A war orphan, Astrid Bailey is content living her adult life alone, working as a contract machinist. Her real passion, though, is inventing felicitation devices that promote women’s sexual empowerment and help them find pleasure independent of a man.
The upcoming World’s Fair, with its substantial cash prize, is an opportunity to open the shop she’s always imagined and hopefully solve her financial woes. Except the committee has denied her entry unless she obtains a “sponsor”. Astrid suspects they mean “male”.

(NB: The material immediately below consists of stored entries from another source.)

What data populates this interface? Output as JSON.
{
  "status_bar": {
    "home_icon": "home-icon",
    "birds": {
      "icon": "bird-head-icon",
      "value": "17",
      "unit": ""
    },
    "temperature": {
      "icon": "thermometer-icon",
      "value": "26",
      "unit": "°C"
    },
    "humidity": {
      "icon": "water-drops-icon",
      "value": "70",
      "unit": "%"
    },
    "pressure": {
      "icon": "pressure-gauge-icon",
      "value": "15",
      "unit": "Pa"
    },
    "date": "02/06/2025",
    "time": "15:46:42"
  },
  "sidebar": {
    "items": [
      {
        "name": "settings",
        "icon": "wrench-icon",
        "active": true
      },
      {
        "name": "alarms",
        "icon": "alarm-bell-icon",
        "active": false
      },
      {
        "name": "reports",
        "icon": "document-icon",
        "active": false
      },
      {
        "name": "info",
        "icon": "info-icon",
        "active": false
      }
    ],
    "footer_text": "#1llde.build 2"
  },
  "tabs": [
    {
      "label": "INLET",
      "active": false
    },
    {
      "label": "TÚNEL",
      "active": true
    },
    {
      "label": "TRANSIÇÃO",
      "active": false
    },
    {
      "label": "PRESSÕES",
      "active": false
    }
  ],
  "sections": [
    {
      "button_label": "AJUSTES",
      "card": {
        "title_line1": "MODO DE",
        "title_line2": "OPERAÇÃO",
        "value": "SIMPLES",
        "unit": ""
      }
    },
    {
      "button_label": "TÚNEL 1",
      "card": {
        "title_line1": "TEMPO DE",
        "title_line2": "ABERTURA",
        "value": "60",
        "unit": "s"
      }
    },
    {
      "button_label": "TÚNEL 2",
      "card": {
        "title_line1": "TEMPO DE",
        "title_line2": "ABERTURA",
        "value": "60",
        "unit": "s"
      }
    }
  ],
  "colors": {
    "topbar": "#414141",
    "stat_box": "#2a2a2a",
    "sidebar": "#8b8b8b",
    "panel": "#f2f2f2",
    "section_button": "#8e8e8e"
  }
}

Eli Rutledge, noted watchmaker, knows entering the fair will solidify his reputation as an innovator —but he’s fresh out of ideas. Until Astrid approaches him with her outrageous product line. With no other options, though, he agrees to lend her his good name.
As construction heats up, so does their chemistry—and the complications. Astrid is unaccustomed to asking for help, much less sharing credit. And Eli fights an attraction that could spell professional disaster. As the Fair date approaches, Astrid and Eli must decide how far they’ll go. For the business…and for each other.
Product Warnings Contains period-appropriate graphic language, highly inappropriate amounts of M/F and F/F sex, and copious amounts of *ahem* product testing. May *ahem again* “spark” an online shopping binge for *cough* toys. Of the adult variety.
AUTHOR Bio and Links:
Elia Winters has always been a New England girl, despite having spent much of her childhood in Florida. She holds a degree in English Literature and teaches at a small rural high school where she runs too many extracurricular activities. She balances her love of the outdoors with a bottomless well of geekiness.
Elia dabbles in many genres, but erotic romance has been one of her favorites since she first began sneaking her mother’s romance novels. In high school, she kept her friends entertained with a steady stream of naughty stories and somehow never got caught passing them around. Her erotic fiction and poetry have been published online at Clean Sheets and Scarlet Letters under a different name. Elia currently lives in New England with her loving husband and their odd assortment of pets.